Queensland and the Northern Territory have now opened playgrounds to the public for the first time in weeks.
In Queensland you could have up to two visitors in your own home. In New South Wales you could meet up with a friend at a public place but you must stay 1.5 metres away from each other.
Bars and restaurants have been allowed to stay open to provide takeaway services. The country's mining and construction industries have also continued to operate.
Dr Cheng says while allowing more businesses to stay open sounds good in theory, in practise the reality has been markedly different in Australia.
"There's never been an absolute dictum that you can't open a shop, but that you can only sort of allow a certain number of people into a shop, and then that just makes it not financially viable.
"A lot of businesses have pretty thin margins, so any restriction would make it very difficult for them. But in terms of what it actually translates to on the ground is often different to what the policy is."
Wellington-based economist Elizabeth Kendall has spent many years forecasting and modelling at the Reserve Bank in Australia and New Zealand, and has been watching consumer reaction closely across both countries.
"Even though Australia's lockdown has not been so strict, the behavioural response of people in the face of this outbreak is that they have really responded by staying home and not spending," she said.
"So activity has been reduced in places even where it was permitted. And so we've actually seen a reduction in activity in Australia that is more similar to New Zealand than you might expect."
University of Otago epidemiologist Dr Brian Cox said that without the lockdown, New Zealand would not have been prepared for a Covid-19 outbreak.

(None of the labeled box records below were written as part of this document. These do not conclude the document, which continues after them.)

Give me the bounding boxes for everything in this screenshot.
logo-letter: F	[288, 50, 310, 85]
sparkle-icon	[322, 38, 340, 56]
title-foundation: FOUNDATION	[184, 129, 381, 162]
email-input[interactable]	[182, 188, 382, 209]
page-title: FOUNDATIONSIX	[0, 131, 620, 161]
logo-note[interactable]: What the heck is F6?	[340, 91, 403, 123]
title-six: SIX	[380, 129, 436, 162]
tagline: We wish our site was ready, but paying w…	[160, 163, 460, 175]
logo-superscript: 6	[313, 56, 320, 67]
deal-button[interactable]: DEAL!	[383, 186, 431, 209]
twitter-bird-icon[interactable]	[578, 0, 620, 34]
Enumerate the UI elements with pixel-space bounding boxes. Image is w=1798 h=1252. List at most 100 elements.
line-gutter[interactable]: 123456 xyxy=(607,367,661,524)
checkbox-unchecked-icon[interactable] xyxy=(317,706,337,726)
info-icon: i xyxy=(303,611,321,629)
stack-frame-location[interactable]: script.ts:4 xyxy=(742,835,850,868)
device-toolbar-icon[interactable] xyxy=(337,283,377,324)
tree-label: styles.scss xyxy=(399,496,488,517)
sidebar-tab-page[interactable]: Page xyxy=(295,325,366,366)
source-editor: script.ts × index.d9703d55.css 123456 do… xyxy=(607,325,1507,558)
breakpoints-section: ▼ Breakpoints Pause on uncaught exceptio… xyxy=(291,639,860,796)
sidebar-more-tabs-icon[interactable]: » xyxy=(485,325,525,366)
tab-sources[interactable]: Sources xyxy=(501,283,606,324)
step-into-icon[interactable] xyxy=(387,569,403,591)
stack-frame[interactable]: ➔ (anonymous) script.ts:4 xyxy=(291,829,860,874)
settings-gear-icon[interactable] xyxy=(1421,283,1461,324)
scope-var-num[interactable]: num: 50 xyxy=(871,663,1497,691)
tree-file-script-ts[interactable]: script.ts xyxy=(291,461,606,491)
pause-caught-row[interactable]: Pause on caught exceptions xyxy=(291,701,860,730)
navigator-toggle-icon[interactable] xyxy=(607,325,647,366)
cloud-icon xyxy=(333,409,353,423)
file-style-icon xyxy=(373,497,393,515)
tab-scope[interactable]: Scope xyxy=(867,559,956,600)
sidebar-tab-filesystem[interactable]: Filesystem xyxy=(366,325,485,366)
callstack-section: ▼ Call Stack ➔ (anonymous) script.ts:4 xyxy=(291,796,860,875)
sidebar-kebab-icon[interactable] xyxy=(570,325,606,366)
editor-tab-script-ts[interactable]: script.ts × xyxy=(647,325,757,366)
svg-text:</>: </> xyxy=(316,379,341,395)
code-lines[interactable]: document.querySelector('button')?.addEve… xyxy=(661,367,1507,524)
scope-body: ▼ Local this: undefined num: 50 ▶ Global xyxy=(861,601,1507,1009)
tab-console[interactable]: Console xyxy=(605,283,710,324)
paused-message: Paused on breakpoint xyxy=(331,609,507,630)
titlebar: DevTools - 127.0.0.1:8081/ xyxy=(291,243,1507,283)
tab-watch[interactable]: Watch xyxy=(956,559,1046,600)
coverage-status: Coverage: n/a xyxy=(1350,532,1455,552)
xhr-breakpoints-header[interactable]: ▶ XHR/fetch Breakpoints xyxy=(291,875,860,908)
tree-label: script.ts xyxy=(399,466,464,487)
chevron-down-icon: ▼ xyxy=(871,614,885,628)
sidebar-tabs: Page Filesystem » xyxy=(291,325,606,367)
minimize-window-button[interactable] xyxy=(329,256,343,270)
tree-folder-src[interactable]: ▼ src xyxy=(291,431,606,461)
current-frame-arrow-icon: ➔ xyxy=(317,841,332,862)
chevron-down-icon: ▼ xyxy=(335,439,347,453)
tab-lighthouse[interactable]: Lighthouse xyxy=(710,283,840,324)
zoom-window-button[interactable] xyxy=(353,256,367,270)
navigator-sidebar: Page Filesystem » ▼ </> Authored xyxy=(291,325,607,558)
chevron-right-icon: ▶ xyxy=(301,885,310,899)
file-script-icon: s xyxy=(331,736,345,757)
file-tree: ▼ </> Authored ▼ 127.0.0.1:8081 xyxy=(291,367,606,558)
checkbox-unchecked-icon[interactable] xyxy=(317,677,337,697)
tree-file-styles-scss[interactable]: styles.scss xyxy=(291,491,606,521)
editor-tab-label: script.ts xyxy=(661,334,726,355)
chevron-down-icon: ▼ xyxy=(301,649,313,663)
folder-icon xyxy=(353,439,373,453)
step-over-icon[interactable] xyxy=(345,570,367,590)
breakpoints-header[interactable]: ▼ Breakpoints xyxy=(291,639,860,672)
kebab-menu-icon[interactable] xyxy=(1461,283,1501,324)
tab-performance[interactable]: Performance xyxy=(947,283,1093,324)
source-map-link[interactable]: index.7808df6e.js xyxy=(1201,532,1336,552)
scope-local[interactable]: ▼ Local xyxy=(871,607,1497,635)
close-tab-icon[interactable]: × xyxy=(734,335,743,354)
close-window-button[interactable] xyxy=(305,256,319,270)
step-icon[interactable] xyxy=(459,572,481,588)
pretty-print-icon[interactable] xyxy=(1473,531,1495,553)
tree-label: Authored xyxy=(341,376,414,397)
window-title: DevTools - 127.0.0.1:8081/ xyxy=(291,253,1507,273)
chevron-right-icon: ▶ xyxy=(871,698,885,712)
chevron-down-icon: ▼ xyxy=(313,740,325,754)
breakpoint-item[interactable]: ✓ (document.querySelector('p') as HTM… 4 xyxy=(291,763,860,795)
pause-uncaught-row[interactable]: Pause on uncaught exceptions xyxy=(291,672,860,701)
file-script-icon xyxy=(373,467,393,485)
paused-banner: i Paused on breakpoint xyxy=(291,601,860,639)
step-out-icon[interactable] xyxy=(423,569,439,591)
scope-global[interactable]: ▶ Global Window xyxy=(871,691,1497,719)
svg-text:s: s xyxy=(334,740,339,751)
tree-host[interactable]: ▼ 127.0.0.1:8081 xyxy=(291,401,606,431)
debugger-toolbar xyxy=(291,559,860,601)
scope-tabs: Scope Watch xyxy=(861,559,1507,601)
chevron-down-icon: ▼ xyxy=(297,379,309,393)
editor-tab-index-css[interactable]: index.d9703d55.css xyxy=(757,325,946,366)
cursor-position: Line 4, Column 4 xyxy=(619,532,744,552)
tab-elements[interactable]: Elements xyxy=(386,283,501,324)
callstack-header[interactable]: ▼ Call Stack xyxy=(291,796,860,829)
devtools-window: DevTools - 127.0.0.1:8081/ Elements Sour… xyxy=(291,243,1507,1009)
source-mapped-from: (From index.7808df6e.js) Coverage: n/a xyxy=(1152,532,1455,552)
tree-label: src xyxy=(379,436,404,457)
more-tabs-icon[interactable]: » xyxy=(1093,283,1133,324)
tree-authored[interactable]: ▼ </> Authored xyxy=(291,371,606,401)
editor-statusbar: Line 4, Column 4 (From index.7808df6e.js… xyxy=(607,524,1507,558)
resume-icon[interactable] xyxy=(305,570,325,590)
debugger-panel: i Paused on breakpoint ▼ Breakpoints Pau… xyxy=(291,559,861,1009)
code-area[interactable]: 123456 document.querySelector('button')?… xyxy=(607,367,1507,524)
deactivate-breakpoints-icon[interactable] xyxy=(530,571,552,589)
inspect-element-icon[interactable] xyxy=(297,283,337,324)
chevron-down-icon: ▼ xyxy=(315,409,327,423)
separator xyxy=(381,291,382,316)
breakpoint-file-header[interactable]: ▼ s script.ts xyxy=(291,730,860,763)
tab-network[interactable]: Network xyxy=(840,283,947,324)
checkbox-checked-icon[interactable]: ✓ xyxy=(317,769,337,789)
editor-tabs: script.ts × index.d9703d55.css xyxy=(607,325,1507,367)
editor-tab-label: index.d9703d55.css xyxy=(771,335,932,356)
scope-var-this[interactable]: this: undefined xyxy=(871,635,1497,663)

"Australia was very good at contact tracing, we weren't. We had planning for a flu pandemic but this isn't flu, this is a cluster-based epidemic which is a completely different beast, and you have a different way of tackling it," Dr Cox said.
"That involves early diagnosis, contact tracing, contacting [people] quickly and isolating them. We didn't have any plan for that approach at all and we had to go into a lockdown to cope with the fact that our contact tracing wasn't as good as it should be."
The trade-off of being more cautious, going hard and going early was the right call in New Zealand, Kendall said.
"Overseas we've seen that the consequences of going too slow and being too loose in restrictions has sort of devastating consequences. I think we made the right call.
"Maybe at the margin we could have been a little bit looser in our restrictions but ultimately, we've saved a whole lot of lives and I think that's a great success."